Saturday, September 29, 2012

Sault Ste. Marie trip

Still catching up.

In early August my friend Ken and I went to Sault Ste. Marie, Michigan to do some ship watching  Our first stop was Mackinac City.

I think this is the old foghorn building.  It currently housed the gift shop.

The Bridge.

A view of the lighthouse.

We made a quick stop at Detour.  I'd never been there and Ken said it was a good place to watch the boats pass.  As luck would have it, the Edgar E. Speer was about five minutes behind us. 

Heading towards Sault Ste. Marie.

We got to Sault Ste.
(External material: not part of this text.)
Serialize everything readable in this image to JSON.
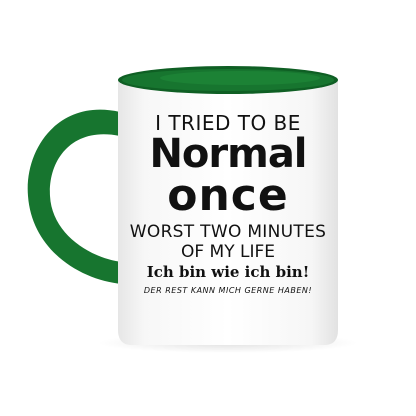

Marie just as the sun was setting.  We headed to Sherman Park.  This boat had just left the locks and was heading into Lake Superior.  I don't recall which it was.

This one is docked in Canada.  I seem to recall Ken saying she's headed for scrapping.

The International Bridge from Sherman Park.

We were up early the next morning.  We stopped at the park where the Sugar Island Ferry is based out of.

First up was the Cedarglen.

Next up was the Great Republic a short time behind the Cedarglen.

The crew was busy loading the supplies they'd picked up while going through the Locks. 

Down the Saint Mary's River.

Afterwards, we headed to the Locks.  There were two ships locking down.  The James R. Barker was already in the lock as the American Courage approached.

The American Courage lines up.

After the American Courage got into the lock we headed back to the park for a couple of pictures.


After the James R. Barker passed, we headed to Four Mile Beach.  Ken told me that this was another good spot to see the boats.  He was not wrong.  This became our pattern for the weekend.  We'd shuttle between the two parks getting pictures as they passed.

The American Courage heads towards Lake Huron.  One of the great things about Four Mile Beach is that as the boats approach, the water is drawn out away from shore.  As they pass, it comes rushing back in.  On the day we were there, it seemed like the water change was about 8 inches.  It is pretty noticeable, in part because the beach has such a gentle slope to it.

The Birchglen followed by the Honorable James L. Oberstar.

The Birchglen passing Sugar Island.

The Honorable James L. Oberstar heading north.

The power station at Sault Saint Marie.

The power plant was built between 1898 and 1902.  It is a beautiful building.

The Lee A. Tregurtha heading down. 

Downbound with the Paul R. Tregurtha in the distance.

The fleet mates approach each other.  We got to hear them salute each other.

The Paul R. Tregurtha.

The Kaye E. Barker.  I think this was her first trip after being converted to diesel power.  She was also sporting a new paint job.  At least on her starboard side.

Heading on.

The night before I'd noticed this fountain.  That night, I went out and tried to get some images.

The lights in the fountain would change color.

The shift to red didn't last long.

Most of the time, it was this color.

I don't remember anything about this fountain.

I shot a lot of pictures of this fountain.  I don't do much night photography so I was trying a lot of different things.

The American side of the International Bridge, lit up to celebrate it's 50th anniversary.

The Candian side.

The next morning the Roger Blough was heading down.  Since she was ahead of schedule and this is Ken's favorite ship, we stuck around.

This old ferry was sitting along the river.  I don't recall her name.

She's awaiting scrapping.

The Roger Blough.

Back at Four Mile Beach.

One last shot.

All in all, it was a great weekend.  We put about 850 miles on the car and did a lot of running around, but it was a great week to be up there for boat watching.  I need to do something like that more often.